Commissioner Duke Albanese began a program that eventually will reach 23,000 teachers, administrators, secretaries, business managers, bus drivers and mechanics, food-service people, custodians and just about anyone else who is paid by a school district. Though there is no evidence that these people have more private access to children than your average 7-11 clerk does and there is evidence that school personnel are less likely than the public at large to molest children, the Legislature thinks the background checks are important and no doubt so do many members of the public.
The question, however, remains over who should pay the $49 for each school staff member to be fingerprinted and checked. The fact that lawmakers could find no money in a budget with a substantial surplus is more than troubling. They claim the program is important for the protection of children, yet apparently not so important that it was worth funding.
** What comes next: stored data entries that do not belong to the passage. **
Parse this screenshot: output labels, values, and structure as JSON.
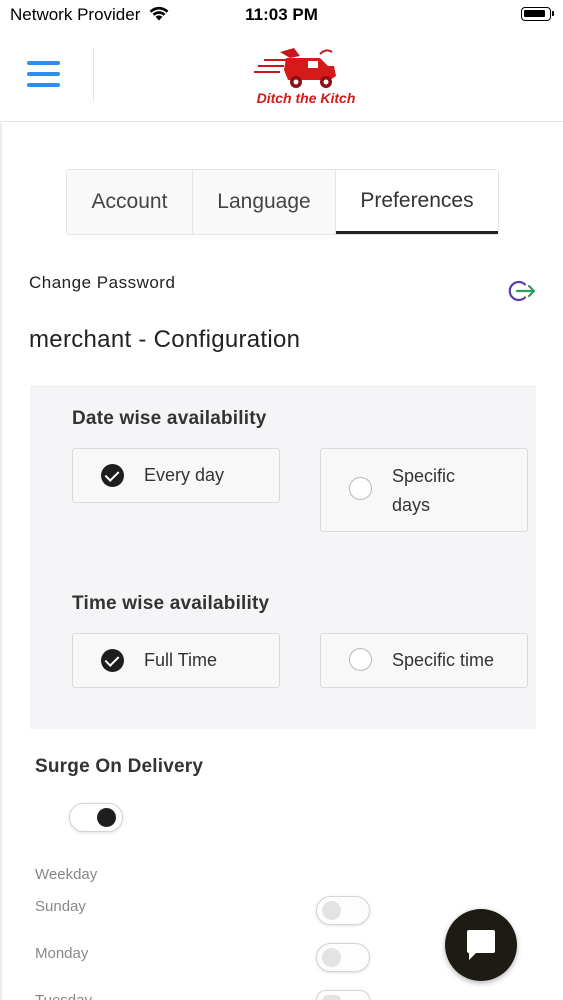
{
  "status_bar": {
    "carrier": "Network Provider",
    "time": "11:03 PM"
  },
  "header": {
    "brand": "Ditch the Kitch",
    "brand_color": "#d41a1a",
    "menu_icon_color": "#2f8de4"
  },
  "tabs": [
    {
      "label": "Account",
      "active": false
    },
    {
      "label": "Language",
      "active": false
    },
    {
      "label": "Preferences",
      "active": true
    }
  ],
  "account": {
    "change_password": "Change Password",
    "logout_icon": "logout-icon"
  },
  "config": {
    "title": "merchant - Configuration",
    "date_wise": {
      "label": "Date wise availability",
      "options": [
        {
          "label": "Every day",
          "selected": true
        },
        {
          "label": "Specific days",
          "selected": false
        }
      ]
    },
    "time_wise": {
      "label": "Time wise availability",
      "options": [
        {
          "label": "Full Time",
          "selected": true
        },
        {
          "label": "Specific time",
          "selected": false
        }
      ]
    }
  },
  "surge": {
    "label": "Surge On Delivery",
    "enabled": true,
    "weekday_header": "Weekday",
    "days": [
      {
        "label": "Sunday",
        "enabled": false
      },
      {
        "label": "Monday",
        "enabled": false
      },
      {
        "label": "Tuesday",
        "enabled": false
      }
    ]
  },
  "chat_icon": "chat-bubble-icon"
}
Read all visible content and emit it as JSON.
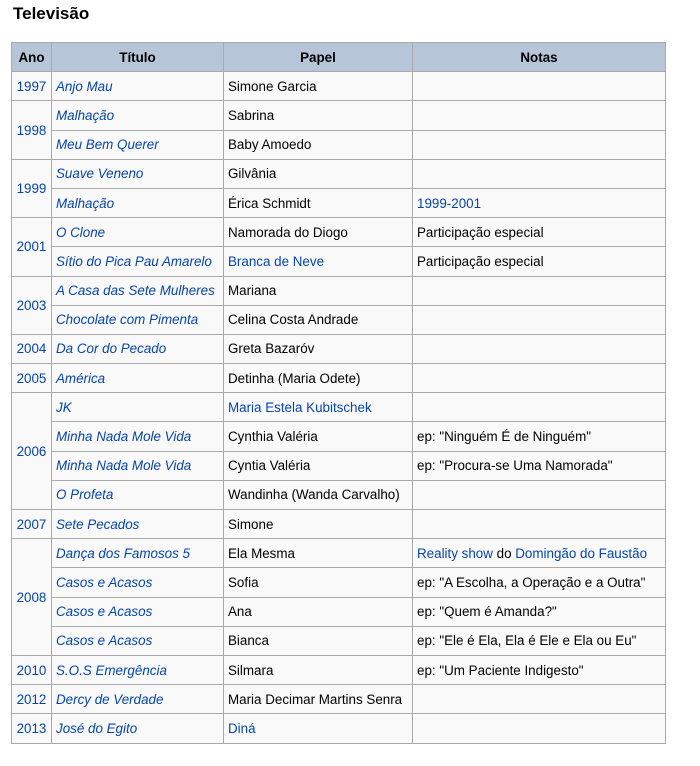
{
  "heading": "Televisão",
  "columns": [
    "Ano",
    "Título",
    "Papel",
    "Notas"
  ],
  "rows": [
    {
      "year": "1997",
      "rowspan": 1,
      "title": "Anjo Mau",
      "role": "Simone Garcia",
      "role_link": false,
      "notes": "",
      "notes_link": false
    },
    {
      "year": "1998",
      "rowspan": 2,
      "title": "Malhação",
      "role": "Sabrina",
      "role_link": false,
      "notes": "",
      "notes_link": false
    },
    {
      "title": "Meu Bem Querer",
      "role": "Baby Amoedo",
      "role_link": false,
      "notes": "",
      "notes_link": false
    },
    {
      "year": "1999",
      "rowspan": 2,
      "title": "Suave Veneno",
      "role": "Gilvânia",
      "role_link": false,
      "notes": "",
      "notes_link": false
    },
    {
      "title": "Malhação",
      "role": "Érica Schmidt",
      "role_link": false,
      "notes": "1999-2001",
      "notes_link": true
    },
    {
      "year": "2001",
      "rowspan": 2,
      "title": "O Clone",
      "role": "Namorada do Diogo",
      "role_link": false,
      "notes": "Participação especial",
      "notes_link": false
    },
    {
      "title": "Sítio do Pica Pau Amarelo",
      "role": "Branca de Neve",
      "role_link": true,
      "notes": "Participação especial",
      "notes_link": false
    },
    {
      "year": "2003",
      "rowspan": 2,
      "title": "A Casa das Sete Mulheres",
      "role": "Mariana",
      "role_link": false,
      "notes": "",
      "notes_link": false
    },
    {
      "title": "Chocolate com Pimenta",
      "role": "Celina Costa Andrade",
      "role_link": false,
      "notes": "",
      "notes_link": false
    },
    {
      "year": "2004",
      "rowspan": 1,
      "title": "Da Cor do Pecado",
      "role": "Greta Bazaróv",
      "role_link": false,
      "notes": "",
      "notes_link": false
    },
    {
      "year": "2005",
      "rowspan": 1,
      "title": "América",
      "role": "Detinha (Maria Odete)",
      "role_link": false,
      "notes": "",
      "notes_link": false
    },
    {
      "year": "2006",
      "rowspan": 4,
      "title": "JK",
      "role": "Maria Estela Kubitschek",
      "role_link": true,
      "notes": "",
      "notes_link": false
    },
    {
      "title": "Minha Nada Mole Vida",
      "role": "Cynthia Valéria",
      "role_link": false,
      "notes": "ep: \"Ninguém É de Ninguém\"",
      "notes_link": false
    },
    {
      "title": "Minha Nada Mole Vida",
      "role": "Cyntia Valéria",
      "role_link": false,
      "notes": "ep: \"Procura-se Uma Namorada\"",
      "notes_link": false
    },
    {
      "title": "O Profeta",
      "role": "Wandinha (Wanda Carvalho)",
      "role_link": false,
      "notes": "",
      "notes_link": false
    },
    {
      "year": "2007",
      "rowspan": 1,
      "title": "Sete Pecados",
      "role": "Simone",
      "role_link": false,
      "notes": "",
      "notes_link": false
    },
    {
      "year": "2008",
      "rowspan": 4,
      "title": "Dança dos Famosos 5",
      "role": "Ela Mesma",
      "role_link": false,
      "notes_parts": [
        {
          "text": "Reality show",
          "link": true
        },
        {
          "text": " do ",
          "link": false
        },
        {
          "text": "Domingão do Faustão",
          "link": true
        }
      ]
    },
    {
      "title": "Casos e Acasos",
      "role": "Sofia",
      "role_link": false,
      "notes": "ep: \"A Escolha, a Operação e a Outra\"",
      "notes_link": false
    },
    {
      "title": "Casos e Acasos",
      "role": "Ana",
      "role_link": false,
      "notes": "ep: \"Quem é Amanda?\"",
      "notes_link": false
    },
    {
      "title": "Casos e Acasos",
      "role": "Bianca",
      "role_link": false,
      "notes": "ep: \"Ele é Ela, Ela é Ele e Ela ou Eu\"",
      "notes_link": false
    },
    {
      "year": "2010",
      "rowspan": 1,
      "title": "S.O.S Emergência",
      "role": "Silmara",
      "role_link": false,
      "notes": "ep: \"Um Paciente Indigesto\"",
      "notes_link": false
    },
    {
      "year": "2012",
      "rowspan": 1,
      "title": "Dercy de Verdade",
      "role": "Maria Decimar Martins Senra",
      "role_link": false,
      "notes": "",
      "notes_link": false
    },
    {
      "year": "2013",
      "rowspan": 1,
      "title": "José do Egito",
      "role": "Diná",
      "role_link": true,
      "notes": "",
      "notes_link": false
    }
  ]
}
This means the Legislature and Gov. Angus King have, in effect, approved a program that is supposed to help children and will raise the money for the program through a tax that targets 23,000 people who made the mistake of being employed in fields that help children.
They tax educators and school staff, of course, because it is convenient and because if they taxed any other group, that group would demand to know whether the program was really necessary. That would raise all sorts of complications, and what with everyone being busy helping children, no one really needs complications just now.